Они двинулись пешком в сторону великокняжеского дворца. Софья держала Ивана под руку, легонько прижимаясь плечиком к его локтю, вся сияла от радости.
— Что Ахмат? — спросила, спохватясь.
— Одолеем! — как можно увереннее рассмеялся государь.
Глава четвёртаяПОСЛЕДНИЙ ГРУЗДЬ
Ни жив ни мёртв явился домой Никита Губоед. Сердце его трепыхалось, и что-то сыпалось из него, словно грибы из корзины. В глазах так и мелькали копыты коней великокняжьего поезда, за которым он долго бежал после несчастного разговора с государем Иваном Васильевичем, а потом горестно возвращался, подбирая выпрыгнувшие из корзины грузди и рыжики, алипаны и говорушки. Не пропадать же добру! Хоть и помялись-поломались, падая.
— Брошенки, ни то, собрал? — проворчала жена.

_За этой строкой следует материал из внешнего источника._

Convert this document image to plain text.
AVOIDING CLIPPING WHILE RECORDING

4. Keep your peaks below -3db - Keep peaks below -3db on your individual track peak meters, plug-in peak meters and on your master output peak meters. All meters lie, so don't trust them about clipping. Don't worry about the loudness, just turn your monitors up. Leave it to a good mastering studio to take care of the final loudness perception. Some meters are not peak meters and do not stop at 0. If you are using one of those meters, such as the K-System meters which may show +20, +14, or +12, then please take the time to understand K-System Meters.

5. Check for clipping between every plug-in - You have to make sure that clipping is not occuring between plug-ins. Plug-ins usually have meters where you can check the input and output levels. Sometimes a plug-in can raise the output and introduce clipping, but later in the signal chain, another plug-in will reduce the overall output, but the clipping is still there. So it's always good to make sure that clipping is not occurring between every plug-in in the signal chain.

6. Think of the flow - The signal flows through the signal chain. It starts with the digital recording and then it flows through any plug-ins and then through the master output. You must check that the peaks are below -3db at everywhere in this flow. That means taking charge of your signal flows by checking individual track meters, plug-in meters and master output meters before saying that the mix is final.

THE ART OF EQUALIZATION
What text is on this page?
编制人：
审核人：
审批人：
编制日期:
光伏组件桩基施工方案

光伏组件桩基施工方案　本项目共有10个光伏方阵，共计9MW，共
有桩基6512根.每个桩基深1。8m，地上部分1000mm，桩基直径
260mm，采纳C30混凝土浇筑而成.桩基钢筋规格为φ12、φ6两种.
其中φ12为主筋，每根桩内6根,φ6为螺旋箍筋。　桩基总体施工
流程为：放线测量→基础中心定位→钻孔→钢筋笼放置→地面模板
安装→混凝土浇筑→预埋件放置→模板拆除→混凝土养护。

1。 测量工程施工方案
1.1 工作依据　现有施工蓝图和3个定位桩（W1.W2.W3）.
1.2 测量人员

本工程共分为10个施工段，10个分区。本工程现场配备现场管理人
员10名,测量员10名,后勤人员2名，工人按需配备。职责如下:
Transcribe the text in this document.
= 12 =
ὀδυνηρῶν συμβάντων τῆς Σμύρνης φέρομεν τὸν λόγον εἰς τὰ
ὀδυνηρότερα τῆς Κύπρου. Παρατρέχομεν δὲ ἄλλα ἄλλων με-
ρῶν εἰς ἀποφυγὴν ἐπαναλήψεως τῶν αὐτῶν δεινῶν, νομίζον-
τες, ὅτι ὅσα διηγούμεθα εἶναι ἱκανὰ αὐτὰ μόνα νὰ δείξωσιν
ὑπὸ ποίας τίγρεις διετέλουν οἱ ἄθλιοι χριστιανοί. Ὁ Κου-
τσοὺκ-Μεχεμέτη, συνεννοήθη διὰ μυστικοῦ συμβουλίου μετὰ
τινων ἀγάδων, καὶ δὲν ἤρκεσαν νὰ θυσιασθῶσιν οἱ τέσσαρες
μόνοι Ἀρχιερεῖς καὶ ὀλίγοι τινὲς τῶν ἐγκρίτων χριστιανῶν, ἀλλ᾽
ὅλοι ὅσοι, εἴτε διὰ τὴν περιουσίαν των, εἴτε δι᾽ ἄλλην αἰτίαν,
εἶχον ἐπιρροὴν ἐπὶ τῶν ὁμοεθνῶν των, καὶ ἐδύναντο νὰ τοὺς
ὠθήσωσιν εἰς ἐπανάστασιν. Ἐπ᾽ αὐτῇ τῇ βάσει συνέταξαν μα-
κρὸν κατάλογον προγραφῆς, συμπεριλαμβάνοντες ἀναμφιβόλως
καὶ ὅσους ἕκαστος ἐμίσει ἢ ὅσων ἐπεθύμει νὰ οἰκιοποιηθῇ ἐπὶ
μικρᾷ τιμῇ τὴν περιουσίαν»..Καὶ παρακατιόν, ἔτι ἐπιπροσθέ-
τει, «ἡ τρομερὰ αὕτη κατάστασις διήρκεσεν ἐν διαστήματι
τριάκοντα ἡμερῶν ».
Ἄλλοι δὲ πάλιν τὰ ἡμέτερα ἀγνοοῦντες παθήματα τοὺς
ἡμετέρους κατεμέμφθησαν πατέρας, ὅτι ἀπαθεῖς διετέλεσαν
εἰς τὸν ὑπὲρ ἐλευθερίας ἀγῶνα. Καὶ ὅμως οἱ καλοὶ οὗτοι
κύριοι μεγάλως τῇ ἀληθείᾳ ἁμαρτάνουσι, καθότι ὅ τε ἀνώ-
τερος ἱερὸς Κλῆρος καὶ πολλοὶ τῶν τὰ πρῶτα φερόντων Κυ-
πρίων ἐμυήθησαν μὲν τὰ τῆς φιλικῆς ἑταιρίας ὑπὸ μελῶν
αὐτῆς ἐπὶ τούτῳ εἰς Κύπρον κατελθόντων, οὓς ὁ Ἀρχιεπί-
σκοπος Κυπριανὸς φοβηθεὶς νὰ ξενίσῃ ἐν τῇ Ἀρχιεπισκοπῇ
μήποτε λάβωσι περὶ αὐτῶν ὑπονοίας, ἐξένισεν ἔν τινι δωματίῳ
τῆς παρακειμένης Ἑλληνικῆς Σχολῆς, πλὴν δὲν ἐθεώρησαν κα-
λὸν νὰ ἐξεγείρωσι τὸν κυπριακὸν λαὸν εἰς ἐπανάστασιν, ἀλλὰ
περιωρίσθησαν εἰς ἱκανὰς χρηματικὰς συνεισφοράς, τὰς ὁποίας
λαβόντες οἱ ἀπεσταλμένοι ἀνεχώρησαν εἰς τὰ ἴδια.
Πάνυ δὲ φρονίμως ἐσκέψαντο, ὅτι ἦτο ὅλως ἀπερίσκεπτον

Никита ничего не ответил. Испил два ковша клюковного кваса. Отдышался.
— Никак, косматого костоправа встретил? Лица нет, — снова обратилась к мужу жена.
Никита тяжело вздохнул и наконец соизволил ответить:
— Каб его...
— А кого?
— Смертушку свою.
— Это ж каковскую? Ну не тяни ты, оторопь!
— Не знаешь, шурин дома? — вместо ответа вильнул Губоед.
— Где ж ему быть! — фыркнула жена. — Давеча из Нагатина с попойки на бровях приполз, а нонче мухры одолели.
— Надо бы его пойти похмелить, вот что, — оживился Никита. — Где там у нас что?
— Нетути ничего, всё выдули.
— Исполатушки! А то я не знаю! И ставленого, и смородинного, да и вишенного должно ещё много остаться. Давай-ка сюда!
Через некоторое время Губоед вышел из своего дома, неся под сермягой азяма две братины[125] ставленого мёда в глиняном кувшине, заткнутом тряпицею. Журавлиный клин прокурлыкал над его головой, и Никита зачем-то перекрестился на журавлей — так, на всякий случай, авось и они помогут. Сознание его лихорадило, и когда он вошёл в шуринов двор, ему показалось, что куры там уж как-то слишком оголтело роют землю, будто им лапы солью натёрли и чешется. Шурин Агафон был дома, в зеленоватом состоянии, под глазами — белые надбрылья.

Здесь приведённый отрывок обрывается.